The Australasian Dominican Order began as an Irish mission. Some 70 Irish friars served in this Province in the nineteenth and twentieth centuries. The Irish have been predominant, whether from Ireland or from Irish Australian and New Zealand families, but the friars who have worked, or are still working, in this part of the world have been drawn from a remarkable diversity of other nationalities: French, English, Italian, Spanish, Maltese, Dutch, Hungarian, Polish, Slovak, Lebanese, Indian, Vietnamese, Chinese Malaysian, Solomonese, Papua New Guinean, Gilbertese, American.

The 1950s and 1960s were a period of rapid expansion of the Order's activity in the territory of the Province, typical in many ways of the pre-conciliar era of energetically building up resources and structures and the conciliar years of vibrant enthusiasm for new ways. By way of contrast, the post-conciliar years have been a testing time for the Dominicans, as for other orders and ecclesiastical entities here and overseas. Comfortable certainties and ancient customs have disappeared; agreement about identity, purpose and strategy is harder to achieve; in the Church as in society at large, change is now the order of the day after a long period of stability. Confronted with a marked decline in recruiting and the consequent ageing of its personnel, the Order in Australia and New Zealand has found it impossible to sustain all of the initiatives and projects taken on in the confident period of growth and now finds itself in a painful process of retrenchment.

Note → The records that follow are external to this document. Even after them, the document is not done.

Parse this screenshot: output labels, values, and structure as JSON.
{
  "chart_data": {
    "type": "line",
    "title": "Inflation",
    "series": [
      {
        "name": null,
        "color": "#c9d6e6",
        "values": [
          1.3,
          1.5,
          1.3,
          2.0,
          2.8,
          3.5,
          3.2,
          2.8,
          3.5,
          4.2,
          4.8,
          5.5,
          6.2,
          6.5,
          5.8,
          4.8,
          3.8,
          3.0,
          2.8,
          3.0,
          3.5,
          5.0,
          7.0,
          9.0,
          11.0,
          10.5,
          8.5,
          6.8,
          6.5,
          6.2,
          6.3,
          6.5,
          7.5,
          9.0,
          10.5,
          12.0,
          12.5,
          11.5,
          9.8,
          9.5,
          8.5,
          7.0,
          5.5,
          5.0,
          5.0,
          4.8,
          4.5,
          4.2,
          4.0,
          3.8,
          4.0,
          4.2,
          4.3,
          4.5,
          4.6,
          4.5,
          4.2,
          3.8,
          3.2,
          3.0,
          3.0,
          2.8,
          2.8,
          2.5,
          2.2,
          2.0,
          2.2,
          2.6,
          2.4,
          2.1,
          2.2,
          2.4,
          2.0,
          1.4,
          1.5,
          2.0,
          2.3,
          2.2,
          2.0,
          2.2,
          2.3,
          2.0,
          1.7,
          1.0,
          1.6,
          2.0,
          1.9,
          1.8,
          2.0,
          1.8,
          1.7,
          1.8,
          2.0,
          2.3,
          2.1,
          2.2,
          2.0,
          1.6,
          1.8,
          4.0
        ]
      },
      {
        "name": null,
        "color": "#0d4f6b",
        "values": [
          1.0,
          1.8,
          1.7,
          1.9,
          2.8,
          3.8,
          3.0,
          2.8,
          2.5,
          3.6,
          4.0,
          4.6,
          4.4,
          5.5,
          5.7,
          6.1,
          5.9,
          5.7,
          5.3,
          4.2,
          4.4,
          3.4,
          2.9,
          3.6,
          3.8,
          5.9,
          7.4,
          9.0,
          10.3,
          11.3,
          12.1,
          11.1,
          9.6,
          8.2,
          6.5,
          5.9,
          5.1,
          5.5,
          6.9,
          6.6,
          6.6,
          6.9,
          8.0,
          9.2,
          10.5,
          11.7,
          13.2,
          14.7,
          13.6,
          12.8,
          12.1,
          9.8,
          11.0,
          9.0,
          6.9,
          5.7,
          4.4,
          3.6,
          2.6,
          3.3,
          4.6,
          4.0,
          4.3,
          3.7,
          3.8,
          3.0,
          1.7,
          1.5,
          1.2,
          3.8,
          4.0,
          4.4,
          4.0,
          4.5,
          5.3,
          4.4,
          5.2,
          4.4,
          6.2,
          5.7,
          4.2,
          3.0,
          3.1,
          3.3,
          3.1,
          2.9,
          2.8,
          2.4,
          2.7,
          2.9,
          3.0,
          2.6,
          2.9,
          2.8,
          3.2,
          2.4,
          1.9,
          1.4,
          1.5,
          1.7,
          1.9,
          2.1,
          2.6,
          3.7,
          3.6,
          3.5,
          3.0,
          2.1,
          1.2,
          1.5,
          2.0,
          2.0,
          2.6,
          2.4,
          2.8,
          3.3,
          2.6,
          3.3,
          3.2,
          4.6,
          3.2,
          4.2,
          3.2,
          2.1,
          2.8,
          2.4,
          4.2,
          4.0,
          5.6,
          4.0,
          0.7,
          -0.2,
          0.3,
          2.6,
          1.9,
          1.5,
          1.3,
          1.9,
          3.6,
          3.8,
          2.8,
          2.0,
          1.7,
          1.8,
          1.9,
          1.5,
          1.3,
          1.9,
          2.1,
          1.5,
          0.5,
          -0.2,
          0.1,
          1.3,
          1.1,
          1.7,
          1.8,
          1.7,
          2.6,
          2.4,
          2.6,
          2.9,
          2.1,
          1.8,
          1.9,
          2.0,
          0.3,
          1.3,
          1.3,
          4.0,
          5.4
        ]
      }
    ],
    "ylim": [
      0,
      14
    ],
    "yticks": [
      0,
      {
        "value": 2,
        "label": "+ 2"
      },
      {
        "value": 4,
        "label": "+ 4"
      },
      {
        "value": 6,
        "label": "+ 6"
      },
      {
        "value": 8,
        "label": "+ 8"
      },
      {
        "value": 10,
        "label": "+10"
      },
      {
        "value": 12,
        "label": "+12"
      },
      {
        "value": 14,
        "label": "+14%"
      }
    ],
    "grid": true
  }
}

All of the university colleges have been surrendered with the exception of John XXIII College, as have some of the university chaplaincies. The Dominican presence in Dunedin has come to an end. The friars left the parish of Wahroonga in 1997 although, after several tentative starts, they have regrouped as a community in Glebe from where they are working in the parishes of Forest Lodge-Pyrmont and Broadway, the chaplaincies to the University of Sydney, Notre Dame University and the University of Technology Sydney and lecturing at the Catholic Institute of Sydney. Reluctantly, in 2004 the Province had to relinquish Blackfriars Priory in Canberra. On the other hand, there has been a very considerable flourishing of vocations in the Solomon Islands and Papua New Guinea. The Melanesian brothers are now approaching half the numerical strength of the Province.

Today, Dominicans struggle to staff their far-flung existing commitments. Even in the Solomon Islands and Papua New Guinea, where recruiting patterns are brighter, there is a chronic shortage of manpower and resources. Nevertheless, animated by the priorities set for community and mission in the contemporary world by a series of general chapters of the Order and in the context of a new emphasis on co-operation among Dominican entities in the Asia-Pacific region, the Dominicans of the Assumption Province, currently numbering around 100 men, go forward to meet the challenges and changes of the future.

Christopher Dowd OP
Provincial Historian

Note

† Dunmore, John. "Le Père de Villefeix et al: Première Messe en Nouvelle Zélande." Société des Océanistes Journal XXV (1969) 305-6.